Cyber Security Consultant

Do you strive to make a difference? Goaco is looking to build a team to continue solving problems using software and technology for our clients. We are developers at heart – and by the mind too. We thrive on challenges and live for logical thinking. Formed over a decade ago, we have built on our successes, all of whom have benefitted from their level-headed software solutions. The team is all like-minded individuals, with a drive to succeed in their own fields.

ROLE OBJECTIVE

We are seeking a highly skilled Cyber Security Consultant with a strong background in penetration testing and network security. This role is ideal for a cybersecurity professional with experience in identifying, assessing, and mitigating security risks across various platforms. The consultant will play a critical role in evaluating and strengthening our clients’ cybersecurity postures by conducting in-depth security assessments, vulnerability analysis, and developing comprehensive security strategies.

RESPONSIBILITIES

• Conduct comprehensive penetration tests, vulnerability assessments, and security audits to identify risks and ensure compliance with industry best practices.
• Provide expert recommendations and solutions to mitigate identified vulnerabilities, enhancing client systems’ security postures.
• Investigate alerts and suspicious activity to determine if an incident has occurred.
• Contain affected systems and networks to prevent the incident from spreading.
• Implement temporary measures to mitigate the impact of the incident.
• Work with other teams, such as IT and security operations, to develop and implement a containment strategy.
• Analyse incident data to determine the root cause of the incident and identify recommendations for improvement.
• Document and report incidents to the incident response team and other relevant stakeholders.
• Develop and implement security plans, policies, and training to prepare the organization to respond efficiently and effectively to cyber threats.
• Travel to various client locations when required (potential international travel) and deliver high quality solutions (e.g.

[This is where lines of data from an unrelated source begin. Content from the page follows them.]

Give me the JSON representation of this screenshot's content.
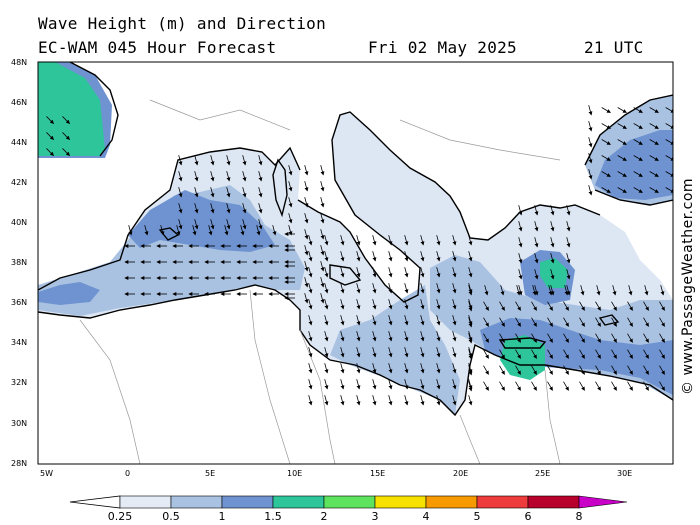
{
  "header": {
    "title": "Wave Height (m) and Direction",
    "model": "EC-WAM 045 Hour Forecast",
    "date": "Fri 02 May 2025",
    "time": "21 UTC"
  },
  "credit": "© www.PassageWeather.com",
  "axes": {
    "lat_labels": [
      "48N",
      "46N",
      "44N",
      "42N",
      "40N",
      "38N",
      "36N",
      "34N",
      "32N",
      "30N",
      "28N"
    ],
    "lon_labels": [
      "5W",
      "0",
      "5E",
      "10E",
      "15E",
      "20E",
      "25E",
      "30E"
    ]
  },
  "colorbar": {
    "labels": [
      "0.25",
      "0.5",
      "1",
      "1.5",
      "2",
      "3",
      "4",
      "5",
      "6",
      "8"
    ],
    "colors": [
      "#e4ebf5",
      "#a9c2e2",
      "#6e93d0",
      "#2ec59a",
      "#5ee35e",
      "#f7e100",
      "#f79a00",
      "#ee3b3b",
      "#b8002c",
      "#c800c8"
    ]
  },
  "colors": {
    "sea_light": "#dde6f3",
    "sea_mid": "#a9c2e2",
    "sea_dark": "#6e93d0",
    "sea_green": "#2ec59a",
    "coast": "#000000",
    "border": "#9a9a9a"
  }
}
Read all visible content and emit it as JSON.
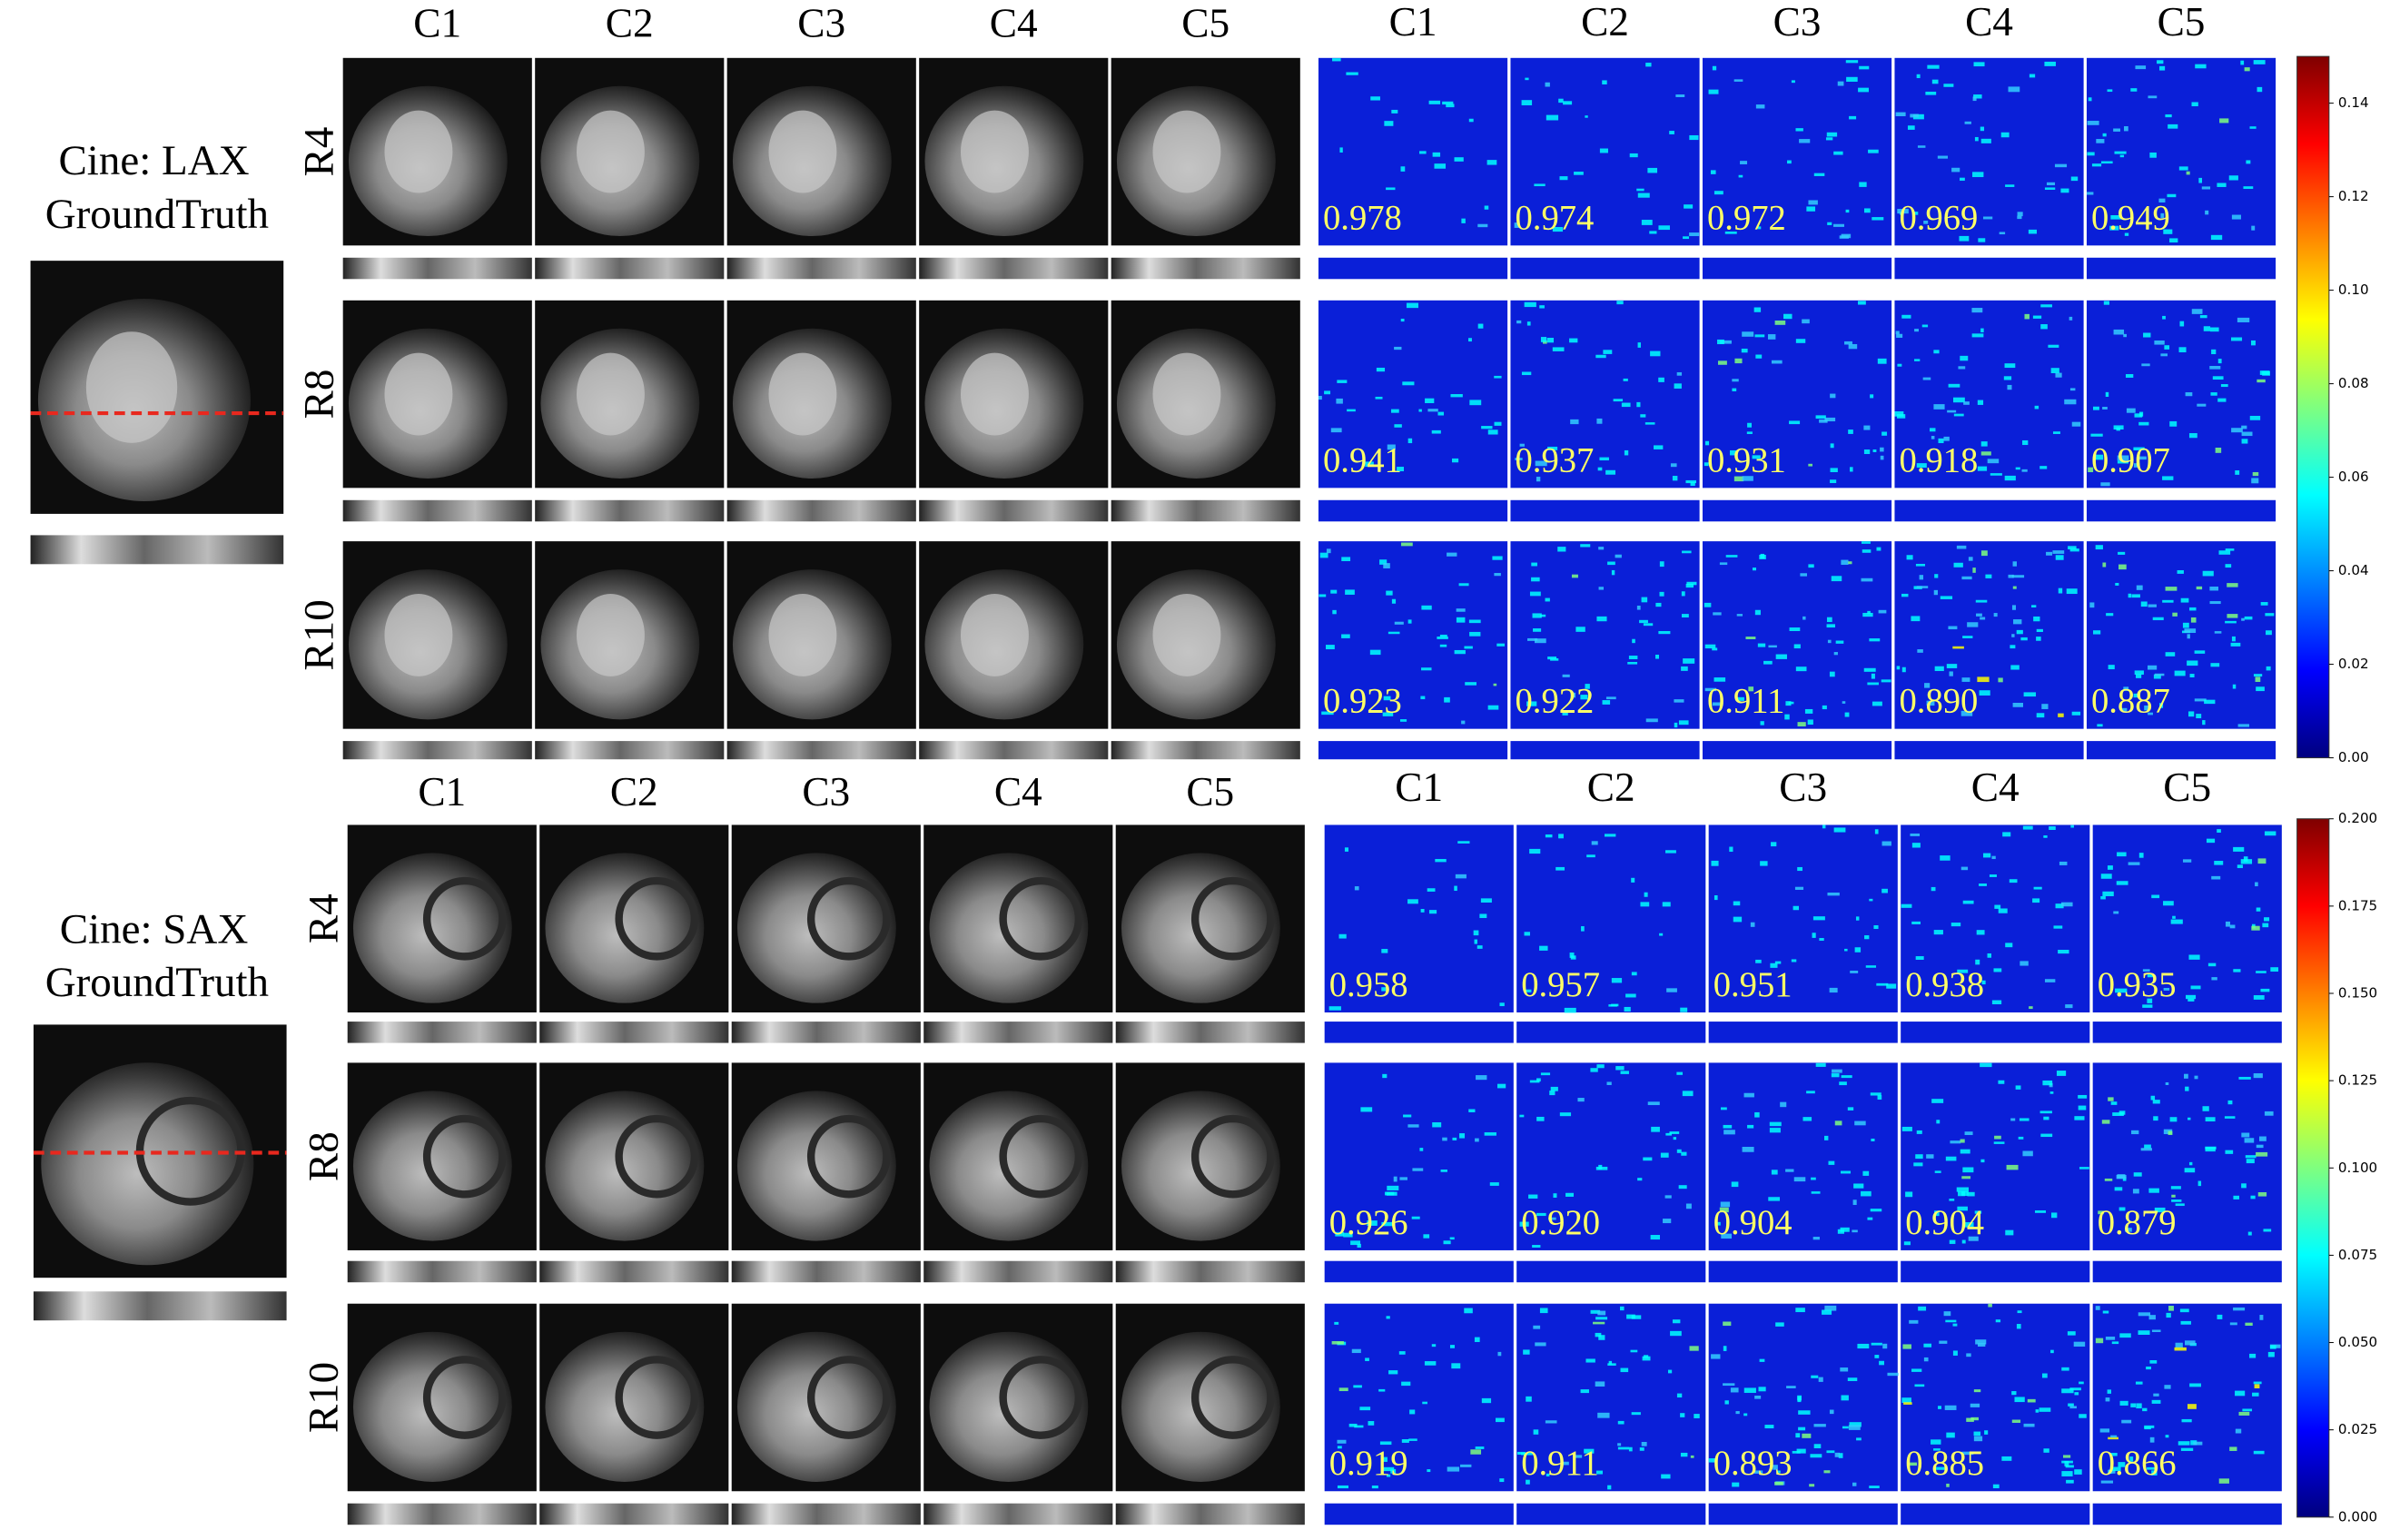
{
  "panels": [
    {
      "ground_truth": {
        "title": "Cine: LAX",
        "subtitle": "GroundTruth"
      },
      "columns": [
        "C1",
        "C2",
        "C3",
        "C4",
        "C5"
      ],
      "error_columns": [
        "C1",
        "C2",
        "C3",
        "C4",
        "C5"
      ],
      "rows": [
        {
          "label": "R4",
          "ssim": [
            "0.978",
            "0.974",
            "0.972",
            "0.969",
            "0.949"
          ]
        },
        {
          "label": "R8",
          "ssim": [
            "0.941",
            "0.937",
            "0.931",
            "0.918",
            "0.907"
          ]
        },
        {
          "label": "R10",
          "ssim": [
            "0.923",
            "0.922",
            "0.911",
            "0.890",
            "0.887"
          ]
        }
      ],
      "colorbar": {
        "range": [
          0,
          0.15
        ],
        "ticks": [
          {
            "value": 0,
            "label": "0.00"
          },
          {
            "value": 0.02,
            "label": "0.02"
          },
          {
            "value": 0.04,
            "label": "0.04"
          },
          {
            "value": 0.06,
            "label": "0.06"
          },
          {
            "value": 0.08,
            "label": "0.08"
          },
          {
            "value": 0.1,
            "label": "0.10"
          },
          {
            "value": 0.12,
            "label": "0.12"
          },
          {
            "value": 0.14,
            "label": "0.14"
          }
        ]
      }
    },
    {
      "ground_truth": {
        "title": "Cine: SAX",
        "subtitle": "GroundTruth"
      },
      "columns": [
        "C1",
        "C2",
        "C3",
        "C4",
        "C5"
      ],
      "error_columns": [
        "C1",
        "C2",
        "C3",
        "C4",
        "C5"
      ],
      "rows": [
        {
          "label": "R4",
          "ssim": [
            "0.958",
            "0.957",
            "0.951",
            "0.938",
            "0.935"
          ]
        },
        {
          "label": "R8",
          "ssim": [
            "0.926",
            "0.920",
            "0.904",
            "0.904",
            "0.879"
          ]
        },
        {
          "label": "R10",
          "ssim": [
            "0.919",
            "0.911",
            "0.893",
            "0.885",
            "0.866"
          ]
        }
      ],
      "colorbar": {
        "range": [
          0,
          0.2
        ],
        "ticks": [
          {
            "value": 0,
            "label": "0.000"
          },
          {
            "value": 0.025,
            "label": "0.025"
          },
          {
            "value": 0.05,
            "label": "0.050"
          },
          {
            "value": 0.075,
            "label": "0.075"
          },
          {
            "value": 0.1,
            "label": "0.100"
          },
          {
            "value": 0.125,
            "label": "0.125"
          },
          {
            "value": 0.15,
            "label": "0.150"
          },
          {
            "value": 0.175,
            "label": "0.175"
          },
          {
            "value": 0.2,
            "label": "0.200"
          }
        ]
      }
    }
  ]
}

OT testing or other IT services).
• Collaborate with client teams to develop, document, and implement security policies, standards, and guidelines aligned with industry standards (e.g., ISO 27001, NIST).
• Assist in the deployment, configuration, and management of security infrastructure and technologies, including firewalls, intrusion detection/prevention systems, and secure network architectures.
• Provide guidance and support on Azure security practices, leveraging expertise in Microsoft Azure security frameworks and best practices.
• Stay updated with the latest cybersecurity threats, trends, and regulatory changes, proactively advising clients on necessary adjustments to their security strategies.
• Produce detailed and accurate reports on penetration testing findings, including risk levels, remediation steps, and strategic recommendations.

EXPERIENCE:

• Minimum of 4+ years of experience in cybersecurity, specifically in penetration testing and Incident Response, vulnerability management, and risk assessment.
• Public Sector experience, ideally MOD, MOJ, Must be SC clearable.
• Proven hands-on experience with tools such as Metasploit, Burp Suite, Nessus, and Wireshark.
• Strong understanding of network protocols, firewall configurations, and secure network design.
• Proficiency in scripting languages (e.g., Python, Bash, PowerShell) to automate tasks and streamline processes.
• Hands-on experience of vulnerability assessments, Incident response, penetration testing, threat hunting and compromise assessment.
• Experience collaborating with Sales teams as a pre-sale’s cyber security consultant.
• Experience working in Energy or Construction industry projects is a plus.
• Experience in writing technical proposals along with other teams to deliver robust statement of works for client sign off.

CERTIFICATIONS:

• CCNP/CCNA is nice to have.
• CREST/OSCP is nice to have.
• Microsoft and/or other cloud providers.
• ISO 27001 Lead auditor is a nice to have.

SKILLS:

• Working knowledge of cloud security architecture, specifically within Azure (or other Cloud platforms).
• Familiarity with security frameworks and compliance standards such as NIST, GDPR, PCI-DSS, DESC ISR.
• Strong problem-solving skills, with the ability to think creatively to solve complex security challenges.

BENEFITS:

• Competitive Salary: Base salary commensurate with experience, plus performance-based incentives.
• Career Progression: Clear pathways for career development and progression within the company.
• Training & Development: Ongoing training and development opportunities to help you grow in your role.
• Supportive Culture: Join a collaborative, friendly, and ambitious team that values work-life balance.